The accord will underpin talks with new investors for the rail and port component of developing the Simandou resource, Rio and its project partners Aluminum Corp. of China Ltd., International Finance Corp. and the government of Guinea said yesterday in a joint statement. The parties gave no commitment on when production will start.
Simandou is the world’s largest untapped iron-ore resource and Rio has estimated the mine could produce 100 million tons of the steelmaking ingredient a year. The project could double the West African nation’s current gross domestic product and add 45,000 jobs in the country, according to the statement.
The accord doesn’t commit Rio to building the project and analysts have said a legal dispute over the ownership of adjacent ground at Simandou could delay first production into the next decade. The agreement signed yesterday covers two of four mining permits for an ore-rich area in the southeast of Guinea.

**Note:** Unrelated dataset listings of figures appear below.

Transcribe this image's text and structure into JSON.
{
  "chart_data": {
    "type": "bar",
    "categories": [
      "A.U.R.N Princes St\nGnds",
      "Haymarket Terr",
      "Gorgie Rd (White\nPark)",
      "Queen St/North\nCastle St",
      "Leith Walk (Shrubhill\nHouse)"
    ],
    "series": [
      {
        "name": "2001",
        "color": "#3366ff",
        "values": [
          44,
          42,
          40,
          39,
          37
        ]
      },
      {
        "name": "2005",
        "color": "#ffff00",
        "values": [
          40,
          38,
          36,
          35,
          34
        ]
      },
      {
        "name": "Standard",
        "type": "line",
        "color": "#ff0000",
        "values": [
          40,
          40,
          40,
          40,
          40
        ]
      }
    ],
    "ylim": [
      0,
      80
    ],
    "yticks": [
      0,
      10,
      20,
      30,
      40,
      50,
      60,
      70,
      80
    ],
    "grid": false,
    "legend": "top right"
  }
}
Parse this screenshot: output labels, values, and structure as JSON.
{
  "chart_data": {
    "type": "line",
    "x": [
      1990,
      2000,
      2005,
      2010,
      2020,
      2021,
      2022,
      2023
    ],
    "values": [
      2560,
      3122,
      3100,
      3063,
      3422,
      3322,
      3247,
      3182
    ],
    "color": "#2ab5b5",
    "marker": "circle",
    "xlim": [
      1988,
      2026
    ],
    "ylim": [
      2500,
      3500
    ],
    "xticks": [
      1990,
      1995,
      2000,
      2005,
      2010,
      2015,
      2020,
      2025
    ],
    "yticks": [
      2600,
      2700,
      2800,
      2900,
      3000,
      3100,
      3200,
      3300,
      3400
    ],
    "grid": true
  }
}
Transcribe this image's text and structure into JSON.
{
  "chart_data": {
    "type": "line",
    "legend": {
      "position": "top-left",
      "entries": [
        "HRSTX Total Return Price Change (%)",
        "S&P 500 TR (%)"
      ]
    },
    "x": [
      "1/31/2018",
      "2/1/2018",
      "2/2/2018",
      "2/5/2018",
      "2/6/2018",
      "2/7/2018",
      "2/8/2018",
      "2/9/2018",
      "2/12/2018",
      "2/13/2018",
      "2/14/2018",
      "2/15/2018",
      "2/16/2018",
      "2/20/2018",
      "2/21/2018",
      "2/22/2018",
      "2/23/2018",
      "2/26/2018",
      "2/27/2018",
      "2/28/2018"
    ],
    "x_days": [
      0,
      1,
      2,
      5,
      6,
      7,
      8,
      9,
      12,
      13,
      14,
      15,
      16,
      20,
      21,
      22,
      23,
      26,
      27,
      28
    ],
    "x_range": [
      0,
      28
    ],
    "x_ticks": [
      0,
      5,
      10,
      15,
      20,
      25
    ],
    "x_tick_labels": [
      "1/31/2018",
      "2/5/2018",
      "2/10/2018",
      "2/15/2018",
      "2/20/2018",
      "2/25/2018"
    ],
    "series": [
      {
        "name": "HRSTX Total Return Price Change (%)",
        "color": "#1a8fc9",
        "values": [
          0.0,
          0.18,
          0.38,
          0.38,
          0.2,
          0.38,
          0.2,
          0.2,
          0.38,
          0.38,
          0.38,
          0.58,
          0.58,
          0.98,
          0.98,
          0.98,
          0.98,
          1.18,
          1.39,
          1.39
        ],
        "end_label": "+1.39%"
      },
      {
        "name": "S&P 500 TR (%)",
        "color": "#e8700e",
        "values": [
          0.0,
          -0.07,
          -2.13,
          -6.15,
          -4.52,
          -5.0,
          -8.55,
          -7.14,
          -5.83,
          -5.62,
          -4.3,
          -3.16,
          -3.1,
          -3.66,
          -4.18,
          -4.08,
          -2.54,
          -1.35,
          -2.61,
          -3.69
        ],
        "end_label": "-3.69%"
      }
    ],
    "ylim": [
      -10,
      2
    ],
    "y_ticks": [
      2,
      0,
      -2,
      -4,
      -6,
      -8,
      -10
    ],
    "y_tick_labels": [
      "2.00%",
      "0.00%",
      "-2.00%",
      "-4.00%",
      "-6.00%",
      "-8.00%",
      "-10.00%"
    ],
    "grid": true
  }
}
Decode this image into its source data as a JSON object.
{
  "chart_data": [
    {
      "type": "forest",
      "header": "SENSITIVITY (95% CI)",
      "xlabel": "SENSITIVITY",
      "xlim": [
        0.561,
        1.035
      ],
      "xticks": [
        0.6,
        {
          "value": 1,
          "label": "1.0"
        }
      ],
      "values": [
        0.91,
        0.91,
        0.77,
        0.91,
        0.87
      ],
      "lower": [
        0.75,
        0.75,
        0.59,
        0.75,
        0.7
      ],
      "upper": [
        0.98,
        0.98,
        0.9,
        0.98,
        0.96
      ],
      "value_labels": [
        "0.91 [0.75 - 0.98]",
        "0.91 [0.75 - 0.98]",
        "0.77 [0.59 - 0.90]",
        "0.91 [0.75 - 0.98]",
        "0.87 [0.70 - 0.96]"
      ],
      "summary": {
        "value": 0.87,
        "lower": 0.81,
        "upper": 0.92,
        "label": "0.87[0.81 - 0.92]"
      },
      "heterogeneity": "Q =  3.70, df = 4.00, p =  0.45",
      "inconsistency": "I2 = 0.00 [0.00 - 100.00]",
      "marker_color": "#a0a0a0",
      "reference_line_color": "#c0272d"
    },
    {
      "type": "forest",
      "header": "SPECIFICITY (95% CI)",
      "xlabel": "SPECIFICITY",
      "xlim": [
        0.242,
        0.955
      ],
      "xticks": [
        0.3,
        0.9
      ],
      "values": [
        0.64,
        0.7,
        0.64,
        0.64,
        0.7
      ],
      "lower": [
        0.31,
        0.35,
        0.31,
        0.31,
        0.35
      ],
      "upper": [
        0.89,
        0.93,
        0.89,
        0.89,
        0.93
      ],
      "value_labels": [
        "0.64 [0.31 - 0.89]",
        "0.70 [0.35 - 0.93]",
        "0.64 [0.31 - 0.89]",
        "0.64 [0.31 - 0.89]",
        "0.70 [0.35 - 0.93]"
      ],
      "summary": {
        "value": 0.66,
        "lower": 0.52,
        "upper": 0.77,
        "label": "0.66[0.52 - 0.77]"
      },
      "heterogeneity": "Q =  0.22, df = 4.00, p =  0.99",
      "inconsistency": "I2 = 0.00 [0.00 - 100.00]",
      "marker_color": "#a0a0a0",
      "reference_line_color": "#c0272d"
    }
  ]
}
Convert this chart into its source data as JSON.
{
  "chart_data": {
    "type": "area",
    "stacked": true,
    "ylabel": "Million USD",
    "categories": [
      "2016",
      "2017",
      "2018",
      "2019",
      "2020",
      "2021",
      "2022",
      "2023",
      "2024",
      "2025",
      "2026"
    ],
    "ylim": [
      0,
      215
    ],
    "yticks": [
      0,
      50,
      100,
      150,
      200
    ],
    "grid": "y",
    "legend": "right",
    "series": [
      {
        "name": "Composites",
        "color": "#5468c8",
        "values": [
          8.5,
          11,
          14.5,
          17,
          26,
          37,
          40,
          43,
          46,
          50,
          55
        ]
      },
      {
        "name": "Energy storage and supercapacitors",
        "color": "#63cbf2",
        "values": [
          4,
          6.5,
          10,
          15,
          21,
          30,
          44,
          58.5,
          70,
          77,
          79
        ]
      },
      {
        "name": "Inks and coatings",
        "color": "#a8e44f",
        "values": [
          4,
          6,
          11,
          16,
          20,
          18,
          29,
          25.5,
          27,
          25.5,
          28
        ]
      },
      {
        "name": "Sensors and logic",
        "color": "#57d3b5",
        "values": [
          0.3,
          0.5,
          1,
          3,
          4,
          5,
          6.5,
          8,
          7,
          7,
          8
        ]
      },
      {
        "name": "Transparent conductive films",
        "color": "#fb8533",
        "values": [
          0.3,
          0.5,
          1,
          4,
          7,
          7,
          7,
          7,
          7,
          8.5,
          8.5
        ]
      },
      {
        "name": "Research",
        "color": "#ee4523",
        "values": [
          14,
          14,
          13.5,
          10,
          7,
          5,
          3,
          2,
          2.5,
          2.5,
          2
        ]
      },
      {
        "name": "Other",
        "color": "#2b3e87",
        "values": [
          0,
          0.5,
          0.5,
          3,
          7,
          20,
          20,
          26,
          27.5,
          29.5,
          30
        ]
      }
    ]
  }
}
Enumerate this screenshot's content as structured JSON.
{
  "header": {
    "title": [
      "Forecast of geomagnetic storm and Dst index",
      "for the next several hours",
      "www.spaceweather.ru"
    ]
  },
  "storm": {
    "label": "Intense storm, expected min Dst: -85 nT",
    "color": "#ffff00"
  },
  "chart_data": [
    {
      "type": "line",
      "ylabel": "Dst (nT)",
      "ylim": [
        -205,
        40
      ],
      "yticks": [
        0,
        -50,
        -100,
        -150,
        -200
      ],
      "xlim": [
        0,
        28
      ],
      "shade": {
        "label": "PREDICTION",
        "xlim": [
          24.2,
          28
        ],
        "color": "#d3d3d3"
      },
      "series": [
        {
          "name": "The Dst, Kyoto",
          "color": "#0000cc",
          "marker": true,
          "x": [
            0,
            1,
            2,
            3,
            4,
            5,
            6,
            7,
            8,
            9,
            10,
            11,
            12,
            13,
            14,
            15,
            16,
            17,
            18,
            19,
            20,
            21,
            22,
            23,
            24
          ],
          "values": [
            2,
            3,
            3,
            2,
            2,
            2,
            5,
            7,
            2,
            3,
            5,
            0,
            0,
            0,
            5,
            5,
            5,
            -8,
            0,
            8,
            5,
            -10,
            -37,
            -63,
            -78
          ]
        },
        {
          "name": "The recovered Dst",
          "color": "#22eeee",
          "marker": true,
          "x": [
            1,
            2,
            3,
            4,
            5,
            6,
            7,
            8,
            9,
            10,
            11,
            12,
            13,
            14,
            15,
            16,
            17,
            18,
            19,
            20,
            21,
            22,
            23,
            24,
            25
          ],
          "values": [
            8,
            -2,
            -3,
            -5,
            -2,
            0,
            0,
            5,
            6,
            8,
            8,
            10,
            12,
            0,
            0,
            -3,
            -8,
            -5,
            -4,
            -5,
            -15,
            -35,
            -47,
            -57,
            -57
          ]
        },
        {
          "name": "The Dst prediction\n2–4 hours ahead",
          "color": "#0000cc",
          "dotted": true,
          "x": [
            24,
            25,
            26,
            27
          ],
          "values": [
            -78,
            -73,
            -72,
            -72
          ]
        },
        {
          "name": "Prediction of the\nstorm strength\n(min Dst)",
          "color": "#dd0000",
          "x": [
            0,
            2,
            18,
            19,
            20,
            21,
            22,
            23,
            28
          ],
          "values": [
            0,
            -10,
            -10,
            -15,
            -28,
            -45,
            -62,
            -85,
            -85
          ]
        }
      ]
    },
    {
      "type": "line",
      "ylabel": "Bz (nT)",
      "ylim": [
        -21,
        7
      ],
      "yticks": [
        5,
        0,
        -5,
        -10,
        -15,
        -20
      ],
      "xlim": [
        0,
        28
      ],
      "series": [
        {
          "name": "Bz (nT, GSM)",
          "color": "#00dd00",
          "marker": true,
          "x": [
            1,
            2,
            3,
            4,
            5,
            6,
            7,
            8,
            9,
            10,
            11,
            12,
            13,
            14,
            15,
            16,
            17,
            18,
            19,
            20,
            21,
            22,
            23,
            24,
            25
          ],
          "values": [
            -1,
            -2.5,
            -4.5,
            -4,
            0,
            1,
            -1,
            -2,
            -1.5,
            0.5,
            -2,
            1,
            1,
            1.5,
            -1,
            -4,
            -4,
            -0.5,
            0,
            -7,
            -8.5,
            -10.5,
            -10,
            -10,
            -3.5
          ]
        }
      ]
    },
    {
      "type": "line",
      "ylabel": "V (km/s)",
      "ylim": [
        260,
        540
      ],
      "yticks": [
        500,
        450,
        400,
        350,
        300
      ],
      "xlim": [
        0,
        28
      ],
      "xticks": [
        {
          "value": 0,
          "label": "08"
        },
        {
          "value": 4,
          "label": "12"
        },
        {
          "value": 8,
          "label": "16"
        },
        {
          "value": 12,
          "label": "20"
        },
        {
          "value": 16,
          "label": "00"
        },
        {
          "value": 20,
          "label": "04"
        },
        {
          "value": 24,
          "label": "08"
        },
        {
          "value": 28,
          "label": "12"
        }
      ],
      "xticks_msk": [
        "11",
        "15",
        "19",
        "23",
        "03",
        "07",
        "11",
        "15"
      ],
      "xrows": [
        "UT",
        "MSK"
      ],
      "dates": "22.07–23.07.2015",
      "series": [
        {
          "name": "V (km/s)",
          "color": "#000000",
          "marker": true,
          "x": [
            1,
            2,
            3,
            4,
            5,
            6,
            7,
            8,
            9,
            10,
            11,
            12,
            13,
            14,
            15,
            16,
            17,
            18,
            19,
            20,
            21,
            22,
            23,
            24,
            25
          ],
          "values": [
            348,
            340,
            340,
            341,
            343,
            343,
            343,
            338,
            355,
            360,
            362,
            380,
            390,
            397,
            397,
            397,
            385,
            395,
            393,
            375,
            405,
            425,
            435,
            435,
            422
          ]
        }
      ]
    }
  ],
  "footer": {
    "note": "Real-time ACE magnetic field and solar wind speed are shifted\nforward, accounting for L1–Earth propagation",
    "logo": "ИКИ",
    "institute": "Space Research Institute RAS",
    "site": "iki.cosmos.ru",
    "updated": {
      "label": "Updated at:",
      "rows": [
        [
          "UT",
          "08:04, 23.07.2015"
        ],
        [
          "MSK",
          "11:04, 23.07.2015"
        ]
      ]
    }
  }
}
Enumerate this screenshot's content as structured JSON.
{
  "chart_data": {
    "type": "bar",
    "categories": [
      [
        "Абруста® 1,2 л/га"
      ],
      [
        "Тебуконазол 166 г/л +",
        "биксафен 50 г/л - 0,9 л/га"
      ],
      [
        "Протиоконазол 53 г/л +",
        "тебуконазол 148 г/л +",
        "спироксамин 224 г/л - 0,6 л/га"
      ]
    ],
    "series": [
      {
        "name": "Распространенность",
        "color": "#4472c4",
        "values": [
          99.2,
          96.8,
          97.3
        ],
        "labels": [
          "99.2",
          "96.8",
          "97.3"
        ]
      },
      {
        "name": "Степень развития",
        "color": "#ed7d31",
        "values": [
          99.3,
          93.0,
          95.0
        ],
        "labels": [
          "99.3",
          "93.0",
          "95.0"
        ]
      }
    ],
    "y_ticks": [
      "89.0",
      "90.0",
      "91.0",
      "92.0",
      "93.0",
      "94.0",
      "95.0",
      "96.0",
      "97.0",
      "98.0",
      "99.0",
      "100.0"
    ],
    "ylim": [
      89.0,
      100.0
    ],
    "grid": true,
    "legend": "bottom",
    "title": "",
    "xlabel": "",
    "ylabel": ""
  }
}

“With transparent and fair deals, our mining sector has the potential to be a game-changer for Guinea,” President Alpha Conde said in the statement. “This project also represents a symbol of our continent’s tremendous efforts to meet its infrastructure challenges and build inclusive growth.”
The Guinea government has estimated that developing the project could cost $20 billion, including constructing rail links and harbor installations to handle the ore. Guinea will gain a 7.5 percent stake in the project when the so-called investment framework is ratified in parliament, it said.
The accord allocates a 3.5 percent royalty to the government on ore exported from Guinea. It also stipulates that the port and rail assets will be transferred to the government after 30 years. Once the agreement is ratified in parliament, Rio and its partners are required to complete a financing study to confirm costs and a timeline for development, the statement shows. The accord doesn’t call for any payments.